The Vienna Instruments are not 20 years old - the original software running the instruments was Gigastudio, an early sampling platform I still have nightmares about. Vienna Instruments came out much later and was a great advance that has steadily advanced more since then. Anyone who thinks Synchron or Vienna Instruments software are difficult and unintuitive should try a moldering copy of Gigastudio and write back from the Institute from the Criminally Insane which they will soon be imprisoned within.
Synchron exists mainly to provide people with a baked-in reverb that uses the hall the company acquired and records scores in. This is a little ironic, since VSL was originally touted as being great because you could use it with any reverb of your choice instead of being locked in to one - like East West Quantum Leap Orchestra which was its main competitor originally. Now, the Synchron system does the same approach (with much better sounds of course) using the acoustics of the hall that the instruments were recorded in. The player is excellent of course, but the previously listed advantages of Synchron over VI are non-advantages practically speaking, because VI can do anything in music. What more do you need than that?
I have been using it since it first appeared and evolved my own system somewhat like what Holgmeister mentioned, customizing all the setups of patches and incorporating MIR when it became available. The great advantage of VI is that it allows you to totally construct your own instruments from the patch level with incredible ease. I have never even once used the massive already set up presets or even matrices. I've always had the attitude, why load a dozen short note articulations when everything in a piece I am playing is legato? So why load every possible sound the instrument can make instead of construct an instrument tailor made for your own composition, and therefore ideally tweaked for the music? The great thing about VI is how you can create everything from the ground up for your orchestral setup, including the characteristics of the hall or reverb that are radically changeable. It is the ultimate do-it-yourself sample library, even though it is based on the masterfully played and recorded instruments that make up the articulations.
This is not what everyone wants of course.

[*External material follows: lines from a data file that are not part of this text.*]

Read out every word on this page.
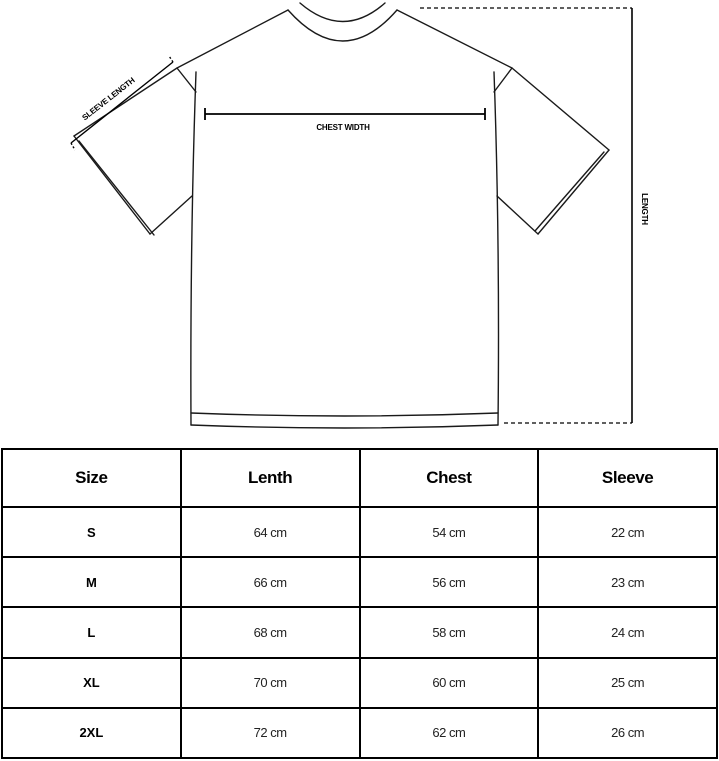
CHEST WIDTH
SLEEVE LENGTH
LENGTH
Size	Lenth	Chest	Sleeve
S	64 cm	54 cm	22 cm
M	66 cm	56 cm	23 cm
L	68 cm	58 cm	24 cm
XL	70 cm	60 cm	25 cm
2XL	72 cm	62 cm	26 cm
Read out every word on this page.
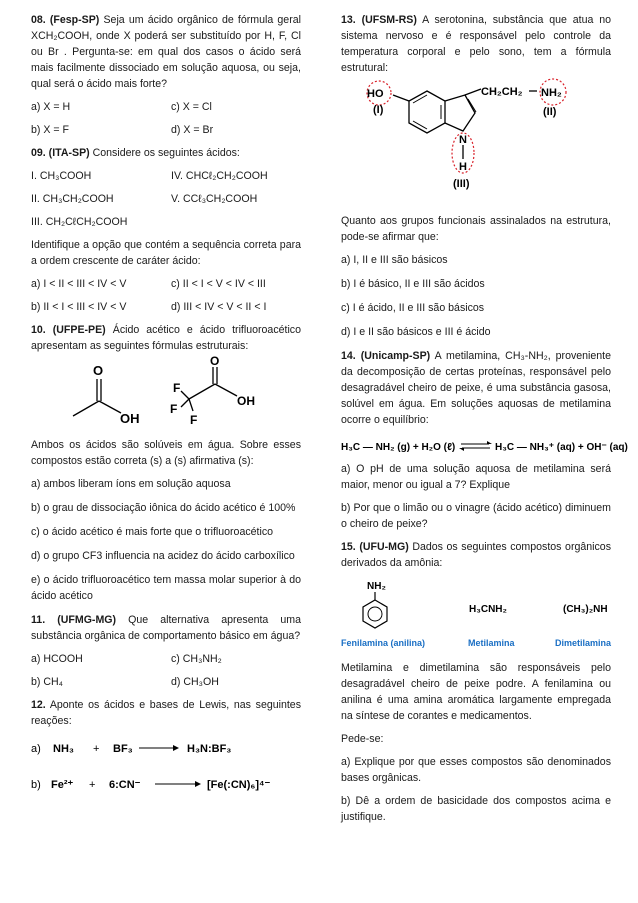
08. (Fesp-SP) Seja um ácido orgânico de fórmula geral XCH₂COOH, onde X poderá ser substituído por H, F, Cl ou Br . Pergunta-se: em qual dos casos o ácido será mais facilmente dissociado em solução aquosa, ou seja, qual será o ácido mais forte?

a) X = H	c) X = Cl
b) X = F	d) X = Br

09. (ITA-SP) Considere os seguintes ácidos:

I. CH₃COOH	IV. CHCℓ₂CH₂COOH
II. CH₃CH₂COOH	V. CCℓ₃CH₂COOH
III. CH₂CℓCH₂COOH

Identifique a opção que contém a sequência correta para a ordem crescente de caráter ácido:

a) I < II < III < IV < V	c) II < I < V < IV < III
b) II < I < III < IV < V	d) III < IV < V < II < I

10. (UFPE-PE) Ácido acético e ácido trifluoroacético apresentam as seguintes fórmulas estruturais:

O
OH
O
OH
F
F
F

Ambos os ácidos são solúveis em água. Sobre esses compostos estão correta (s) a (s) afirmativa (s):

a) ambos liberam íons em solução aquosa

b) o grau de dissociação iônica do ácido acético é 100%

c) o ácido acético é mais forte que o trifluoroacético

d) o grupo CF3 influencia na acidez do ácido carboxílico

e) o ácido trifluoroacético tem massa molar superior à do ácido acético

11. (UFMG-MG) Que alternativa apresenta uma substância orgânica de comportamento básico em água?

a) HCOOH	c) CH₃NH₂
b) CH₄	d) CH₃OH

12. Aponte os ácidos e bases de Lewis, nas seguintes reações:

a) NH₃ + BF₃	H₃N:BF₃
b) Fe²⁺ + 6:CN⁻	[Fe(:CN)₆]⁴⁻

13. (UFSM-RS) A serotonina, substância que atua no sistema nervoso e é responsável pelo controle da temperatura corporal e pelo sono, tem a fórmula estrutural:

HO
(I)
CH₂CH₂ NH₂
(II)
N
H
(III)

Quanto aos grupos funcionais assinalados na estrutura, pode-se afirmar que:

a) I, II e III são básicos

b) I é básico, II e III são ácidos

c) I é ácido, II e III são básicos

d) I e II são básicos e III é ácido

14. (Unicamp-SP) A metilamina, CH₃-NH₂, proveniente da decomposição de certas proteínas, responsável pelo desagradável cheiro de peixe, é uma substância gasosa, solúvel em água. Em soluções aquosas de metilamina ocorre o equilíbrio:

H₃C — NH₂ (g) + H₂O (ℓ)	H₃C — NH₃⁺ (aq) + OH⁻ (aq)

a) O pH de uma solução aquosa de metilamina será maior, menor ou igual a 7? Explique

b) Por que o limão ou o vinagre (ácido acético) diminuem o cheiro de peixe?

15. (UFU-MG) Dados os seguintes compostos orgânicos derivados da amônia:

NH₂
H₃CNH₂	(CH₃)₂NH
Fenilamina (anilina)	Metilamina	Dimetilamina

Metilamina e dimetilamina são responsáveis pelo desagradável cheiro de peixe podre. A fenilamina ou anilina é uma amina aromática largamente empregada na síntese de corantes e medicamentos.

Pede-se:

a) Explique por que esses compostos são denominados bases orgânicas.

b) Dê a ordem de basicidade dos compostos acima e justifique.
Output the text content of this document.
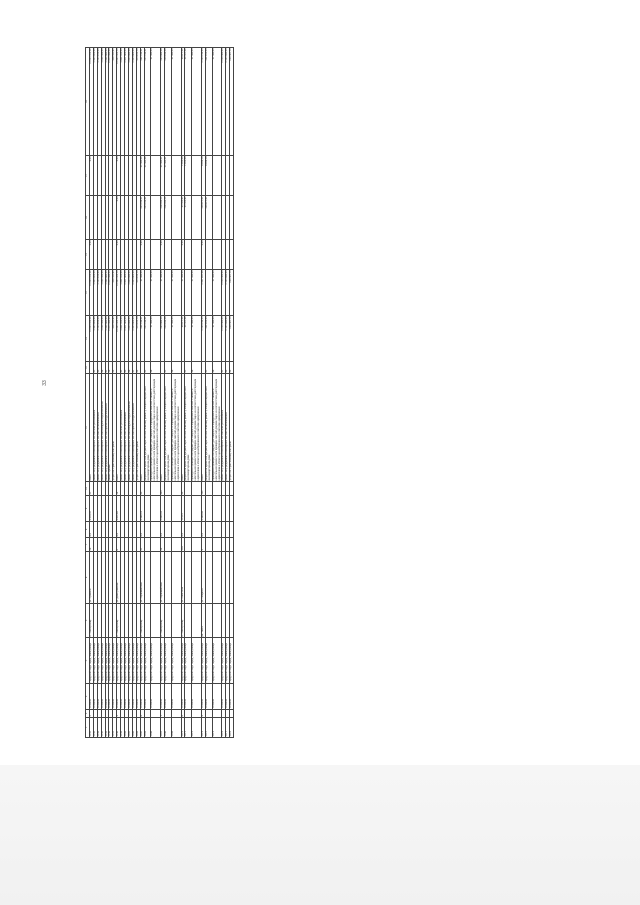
33
1	2	3	4	5	6	7	8	9	10	11	12	13	14	15	16	17	18
1751	4	7705000	Городской округ город Новокузнецк	п. Новокузнецк	ул. Пушкина	48	8,0	3 078,44	21	всего		11 933 443,20	11 933 443,20	0,00		0,00	11 933 443,20
1752		7705000	Городской округ город Новокузнецк							ремонт внутридомовых инженерных систем электроснабжения	04	1 304 920,00	1 304 920,00				1 304 920,00
1753		7705000	Городской округ город Новокузнецк							ремонт внутридомовых инженерных систем теплоснабжения	05	1 154 240,00	1 154 240,00				1 154 240,00
1754		7705000	Городской округ город Новокузнецк							ремонт внутридомовых инженерных систем холодного водоснабжения	06	1 209 490,00	1 209 490,00				1 209 490,00
1755		7705000	Городской округ город Новокузнецк							ремонт внутридомовых инженерных систем горячего водоснабжения	07	1 099 860,00	1 099 860,00				1 099 860,00
1756		7705000	Городской округ город Новокузнецк							ремонт крыши	10	2 944 000,00	2 944 000,00				2 944 000,00
1757		7705000	Городской округ город Новокузнецк							услуги по строительному контролю	22	249 511,64	249 511,64				249 511,64
1758	5	7705000	Городской округ город Новокузнецк	п. Новокузнецк	ул. Димитровская	6	8,0	5 611,83	19	всего		14 094 345,70	14 094 345,70	0,00	0,00	0,00	14 094 345,70
1759		7705000	Городской округ город Новокузнецк							ремонт внутридомовых инженерных систем электроснабжения	04	1 802 010,00	1 802 010,00				1 802 010,00
1760		7705000	Городской округ город Новокузнецк							ремонт внутридомовых инженерных систем теплоснабжения	05	4 047 020,00	4 047 020,00				4 047 020,00
1761		7705000	Городской округ город Новокузнецк							ремонт внутридомовых инженерных систем холодного водоснабжения	06	1 820 600,00	1 820 600,00				1 820 600,00
1762		7705000	Городской округ город Новокузнецк							ремонт внутридомовых инженерных систем горячего водоснабжения	07	4 025 820,00	4 025 820,00				4 025 820,00
1763		7705000	Городской округ город Новокузнецк							услуги по строительному контролю	22	513 240,70	513 240,70				513 240,70
1764	6	7705000	Городской округ город Новокузнецк	п. Новокузнецк	ул. Первомайская	27	8,0	2 989,10	95	всего		482 158,57	57 460,00	0,00	405 796,57	21 535,59	482 158,57
1765		7705000	Городской округ город Новокузнецк							разработка проектной документации по капитальному ремонту общего имущества в многоквартирном доме	21	424 158,57			405 796,57	21 535,59	424 158,57
1766		7705000	Городской округ город Новокузнецк							проведение проверки на предмет достоверности определения сметной стоимости капитального ремонта или проверки сметной документации на соответствие действующим нормативам в области ценообразования в сметном нормировании	96	57 460,00	57 460,00				57 460,00
1767	7	7705000	Городской округ город Новокузнецк	п. Новокузнецк	ул. Первомайская	29	8,0	4 899,18	304	всего		463 666,28	57 460,00	0,00	409 922,11	21 535,27	463 666,28
1768		7705000	Городской округ город Новокузнецк							разработка проектной документации по капитальному ремонту общего имущества в многоквартирном доме	21	426 206,28			409 922,11	21 535,27	426 206,28
1769		7705000	Городской округ город Новокузнецк							проведение проверки на предмет достоверности определения сметной стоимости капитального ремонта или проверки сметной документации на соответствие действующим нормативам в области ценообразования в сметном нормировании	96	37 460,00	37 460,00				37 460,00
1770	8	7705000	Городской округ город Новокузнецк	п. Новокузнецк	ул. Советская	14А	8,0	775,21	33	всего		96 977,39	57 460,00	0,00	34 515,61	1 943,06	96 977,39
1771		7705000	Городской округ город Новокузнецк							разработка проектной документации по капитальному ремонту общего имущества в многоквартирном доме	21	39 517,39			34 515,61	1 943,06	39 517,39
1772		7705000	Городской округ город Новокузнецк							проведение проверки на предмет достоверности определения сметной стоимости капитального ремонта или проверки сметной документации на соответствие действующим нормативам в области ценообразования в сметном нормировании	96	57 460,00	57 460,00				57 460,00
1773	9	7705000	Городской округ город Новокузнецк	рп. Тайга	ул. Гагарина	5	8,0	2 988,60	131	всего		4 490 706,53	4 337 267,28	0,00	128 277,07	8 946,16	4 490 706,53
1774		7705000	Городской округ город Новокузнецк							разработка проектной документации по капитальному ремонту общего имущества в многоквартирном доме	21	132 912,23			128 277,07	8 946,16	132 912,23
1775		7705000	Городской округ город Новокузнецк							проведение проверки на предмет достоверности определения сметной стоимости капитального ремонта или проверки сметной документации на соответствие действующим нормативам в области ценообразования в сметном нормировании	96	57 460,00	57 460,00				57 460,00
1776		7705000	Городской округ город Новокузнецк							ремонт внутридомовых инженерных систем электроснабжения	01	2 226 390,00	2 226 390,00				2 226 390,00
1777		7705000	Городской округ город Новокузнецк							ремонт внутридомовых инженерных систем теплоснабжения	02	4 134 630,00	4 134 630,00				4 134 630,00
1778		7705000	Городской округ город Новокузнецк							услуги по строительному контролю	22	236 597,70	236 597,70				236 597,70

Many people want everything set up for them in advance and that is what Synchron and other similar libraries today are designed to do. And one can use it in any number of ways, but I really take issue with the concept that Synchron is new and up to date and Vienna Instruments is old and out of date - that is total bullshit, because VI is based ultimately on the real deciding factor of any sample library - musical performance of great players. That is front and center with Vienna Instruments in the absolute purity of the Silent Stage which gives you total access to every single note of the millions recorded by VSL. And the player allows total control of how you use those notes, how you control the parameters, and you can tweak easily the controls as well.
In short the Vienna Instruments is a true masterpiece of software engineering and the idea that it is old-fashioned and out of date is ludicrous. Synchron is another approach to playing the instruments using baked in reverb, and very well designed. But it is NOT superior, just a different approach, and I really think this downgrading of one in comparison to the other is just plain stupid.